- Bill Clinton foi ouvido pelo Comité de Supervisão da Câmara dos Representantes dos EUA em Chappaqua, Nova Iorque, sobre as suas ligações a Jeffrey Epstein.
- O ex-presidente afirmou: “não fiz nada de errado” e “não fazia ideia dos crimes” de Epstein, acrescentando que o curto contacto terminou há anos.
- Disse que não testemunhou nem viu indícios dos crimes durante as interações, e que não houve qualquer coisa que o fizesse questionar.
- Hillary Clinton depôs perante a comissão, dizendo não se lembrar de conhecer Epstein, e referiu conhecer Ghislaine Maxwell apenas superficialmente; o marido disse estar irritado com a necessidade do depoimento dela.
- A relação entre Bill Clinton e Epstein ocorreu entre 1990 e aproximadamente 2003, incluindo voos no avião de Epstein e visitas à Casa Branca; Clinton afirmou que, se soubesse do que se passava, teria denunciado e exigido justiça.
O ex-presidente dos Estados Unidos, Bill Clinton, prestou depoimento esta sexta-feira perante o Comité de Supervisão da Câmara dos Representantes, em Chappaqua, Nova Iorque, sobre as ligações a Jeffrey Epstein. Na defesa, afirmou não ter visto nem participado em atividades inadequadas associadas ao empresário.
Clinton sustentou que o contacto com Epstein ocorreu há anos e que nunca testemunhou indicações de crimes. O político de 79 anos afirmou ainda não ter tido conhecimento dos crimes imputados ao empresário e reiterou que não cometeu qualquer irregularidade durante as suas interações.
A sessão surge no âmbito de investigações sobre a rede de Epstein e as relações com figuras públicas.

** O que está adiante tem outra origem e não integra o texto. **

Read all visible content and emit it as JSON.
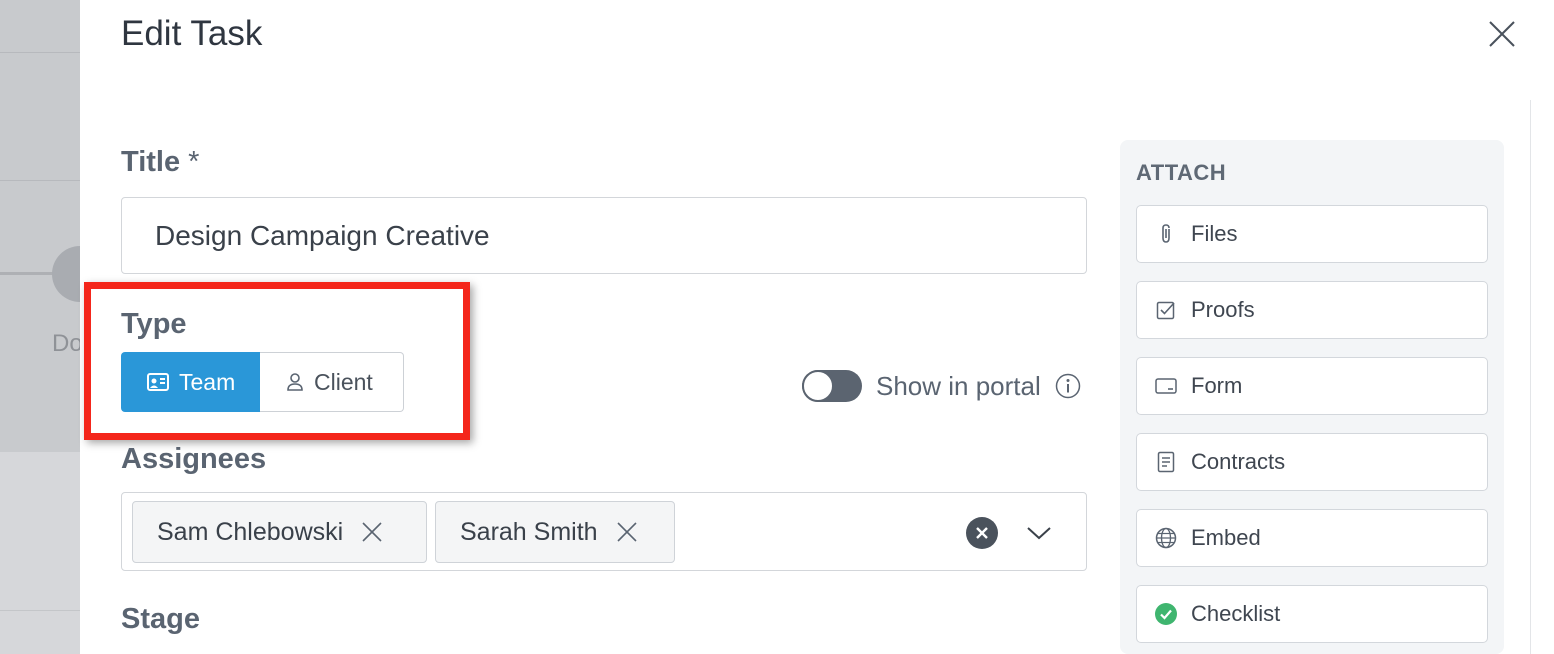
{
  "background": {
    "partial_text": "Do"
  },
  "modal": {
    "title": "Edit Task"
  },
  "title_field": {
    "label": "Title",
    "required_mark": "*",
    "value": "Design Campaign Creative"
  },
  "type_field": {
    "label": "Type",
    "options": [
      {
        "label": "Team",
        "icon": "team-card-icon",
        "selected": true
      },
      {
        "label": "Client",
        "icon": "person-icon",
        "selected": false
      }
    ]
  },
  "portal_toggle": {
    "label": "Show in portal",
    "enabled": false,
    "info_icon": "info-icon"
  },
  "assignees_field": {
    "label": "Assignees",
    "chips": [
      "Sam Chlebowski",
      "Sarah Smith"
    ]
  },
  "stage_field": {
    "label": "Stage"
  },
  "attach_panel": {
    "heading": "ATTACH",
    "items": [
      {
        "label": "Files",
        "icon": "paperclip-icon"
      },
      {
        "label": "Proofs",
        "icon": "checkbox-icon"
      },
      {
        "label": "Form",
        "icon": "form-icon"
      },
      {
        "label": "Contracts",
        "icon": "document-icon"
      },
      {
        "label": "Embed",
        "icon": "globe-icon"
      },
      {
        "label": "Checklist",
        "icon": "check-circle-icon"
      }
    ]
  },
  "colors": {
    "accent": "#2a97d8",
    "highlight": "#f4261b",
    "checklist_green": "#3fb56f"
  }
}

Hillary Clinton também depôs na quinta-feira, garantindo não recordar ter conhecido Epstein e referindo ter conhecido Ghislaine Maxwell apenas de forma superficial.
Contexto e desdobramentos
A ligação entre Clinton e Epstein é ampliada por registos de visitas à Casa Branca e viagens em voos atribuídos a Epstein, embora o ex-presidente afirme nunca ter visitado a ilha caribenha do empresário. Clinton afirmou que, se tivesse conhecimento do que se passava, teria agido.
Durante a sessão televisiva, Bill Clinton indicou que, apesar das fotos que possam existir, apenas certas informações importam: aquilo que viu, aquilo que não viu, e aquilo que fez, ou não fez. A audiência prossegue com depoimentos de outras pessoas ligadas ao caso.